Interpretive Summary: The prevalence of obesity and overweight continues to increase; currently, an estimated 66% of adult Americans fit within these categories. This trend is unprecedented in U.S. history and are an important underlying cause of many related disorders, including cardiovascular disease, Type 2 diabetes and several cancers, as well as escalating health care costs. Reduction of excess weight is difficult to achieve and even harder to sustain, and there is critical need for effective, proven methods for the primary prevention of weight gain. Therefore, there is need to explore genetic, dietary, biological, behavioral, and environmental factors influencing the development and consequences of obesity and related disorders across the lifespan. We studied the association between a functional apolipoprotein (APOA2) promoter polymorphism (-265T>C) and plasma lipids (fasting and postprandial), anthropometric variables, and food intake in 514 men and 564 women who participated in the Genetics of Lipid Lowering Drugs and Diet Network (GOLDN) study. We observed that individuals homozygous for the -265C allele had statistically higher body mass index (BMI) than did carriers of the T allele. Consistently, the risk for obesity in CC individuals compared with T allele carriers almost doubled. Interestingly, total energy intake in CC individuals was statistically higher than in T allele carriers. Likewise, total fat and protein intakes were statistically higher in CC individuals, whereas the intake of carbohydrates was lower. Therefore, we found a polymorphism that was consistently associated with food consumption and obesity, suggesting a new role for APOA2 in regulating dietary intake.

Technical Abstract: BACKGROUND: Apolipoprotein A-II (APOA2) plays an ambiguous role in lipid metabolism, obesity, and atherosclerosis. METHODS: We studied the association between a functional APOA2 promoter polymorphism (-265T>C) and plasma lipids (fasting and postprandial), anthropometric variables, and food intake in 514 men and 564 women who participated in the Genetics of Lipid Lowering Drugs and Diet Network (GOLDN) study.
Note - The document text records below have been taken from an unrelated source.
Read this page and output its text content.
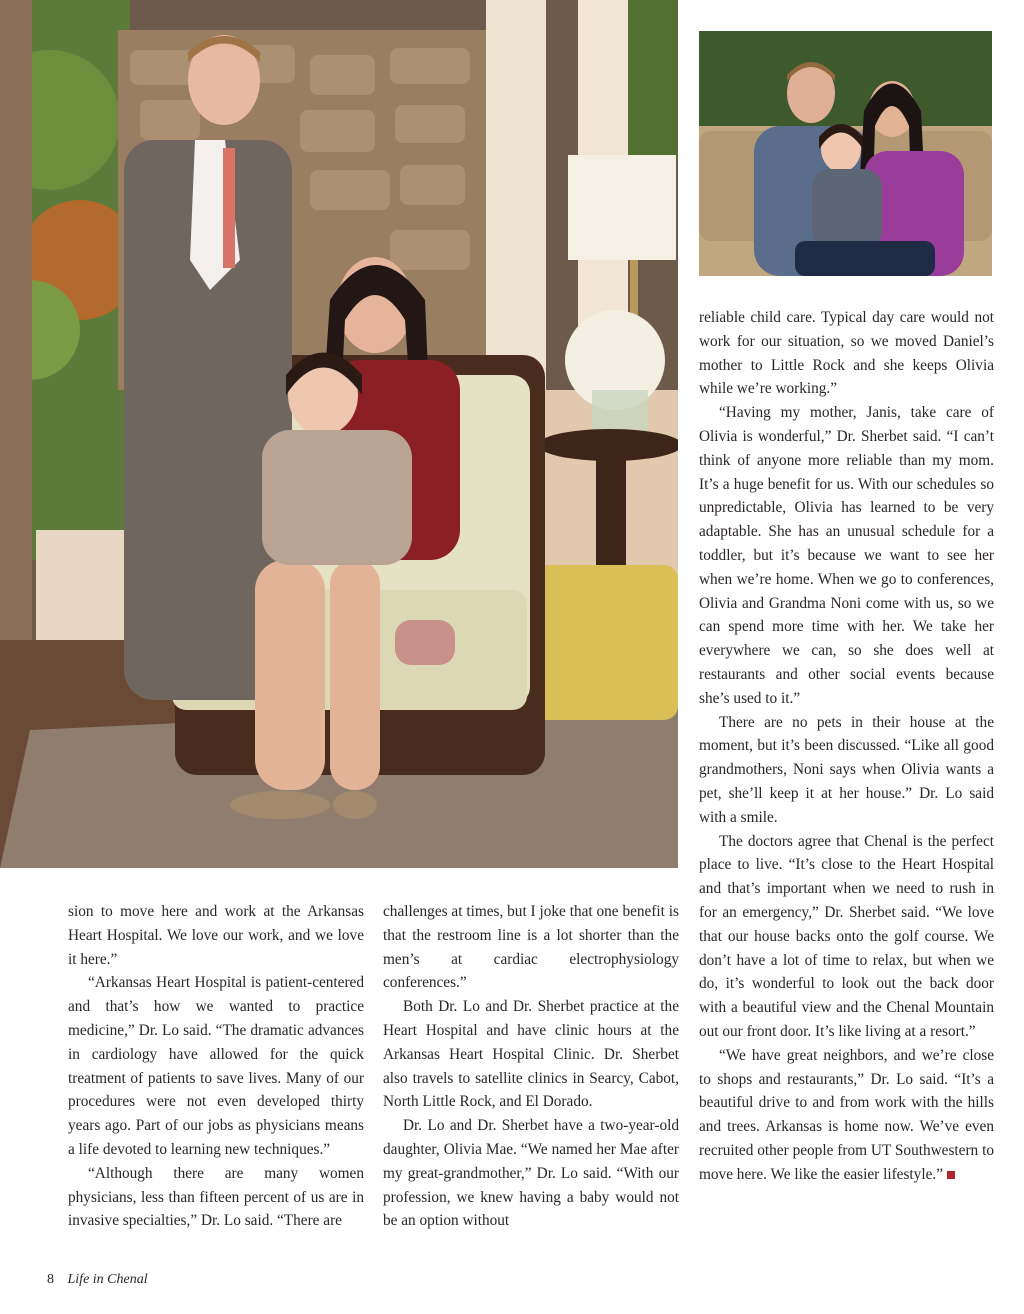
sion to move here and work at the Arkansas Heart Hospital. We love our work, and we love it here.”

“Arkansas Heart Hospital is patient-centered and that’s how we wanted to practice medicine,” Dr. Lo said. “The dramatic advances in cardiology have allowed for the quick treatment of patients to save lives. Many of our procedures were not even developed thirty years ago. Part of our jobs as physicians means a life devoted to learning new techniques.”

“Although there are many women physicians, less than fifteen percent of us are in invasive specialties,” Dr. Lo said. “There are

challenges at times, but I joke that one benefit is that the restroom line is a lot shorter than the men’s at cardiac electrophysiology conferences.”

Both Dr. Lo and Dr. Sherbet practice at the Heart Hospital and have clinic hours at the Arkansas Heart Hospital Clinic. Dr. Sherbet also travels to satellite clinics in Searcy, Cabot, North Little Rock, and El Dorado.

Dr. Lo and Dr. Sherbet have a two-year-old daughter, Olivia Mae. “We named her Mae after my great-grandmother,” Dr. Lo said. “With our profession, we knew having a baby would not be an option without

reliable child care. Typical day care would not work for our situation, so we moved Daniel’s mother to Little Rock and she keeps Olivia while we’re working.”

“Having my mother, Janis, take care of Olivia is wonderful,” Dr. Sherbet said. “I can’t think of anyone more reliable than my mom. It’s a huge benefit for us. With our schedules so unpredictable, Olivia has learned to be very adaptable. She has an unusual schedule for a toddler, but it’s because we want to see her when we’re home. When we go to conferences, Olivia and Grandma Noni come with us, so we can spend more time with her. We take her everywhere we can, so she does well at restaurants and other social events because she’s used to it.”

There are no pets in their house at the moment, but it’s been discussed. “Like all good grandmothers, Noni says when Olivia wants a pet, she’ll keep it at her house.” Dr. Lo said with a smile.

The doctors agree that Chenal is the perfect place to live. “It’s close to the Heart Hospital and that’s important when we need to rush in for an emergency,” Dr. Sherbet said. “We love that our house backs onto the golf course. We don’t have a lot of time to relax, but when we do, it’s wonderful to look out the back door with a beautiful view and the Chenal Mountain out our front door. It’s like living at a resort.”

“We have great neighbors, and we’re close to shops and restaurants,” Dr. Lo said. “It’s a beautiful drive to and from work with the hills and trees. Arkansas is home now. We’ve even recruited other people from UT Southwestern to move here. We like the easier lifestyle.”

8 Life in Chenal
We obtained fasting and postprandial (after consuming a high-fat meal) measures. We measured lipoprotein particle concentrations by proton nuclear magnetic resonance spectroscopy and estimated dietary intake by use of a validated questionnaire. RESULTS: We observed recessive effects for this polymorphism that were homogeneous by sex. Individuals homozygous for the -265C allele had statistically higher body mass index (BMI) than did carriers of the T allele. Consistently, after multivariate adjustment, the odds ratio for obesity in CC individuals compared with T allele carriers was 1.70 (95% CI 1.02-2.80, P = 0.039). Interestingly, total energy intake in CC individuals was statistically higher [mean (SE) 9371 (497) vs 8456 (413) kJ/d, P = 0.005] than in T allele carriers. Likewise, total fat and protein intakes (expressed in grams per day) were statistically higher in CC individuals (P = 0.002 and P = 0.005, respectively). After adjustment for energy, percent of carbohydrate intake was statistically lower in CC individuals. These associations remained statistically significant even after adjustment for BMI. We found no associations with fasting lipids and only some associations with HDL subfraction distribution in the postprandial state. CONCLUSIONS: The -265T>C polymorphism is consistently associated with food consumption and obesity, suggesting a new role for APOA2 in regulating dietary intake.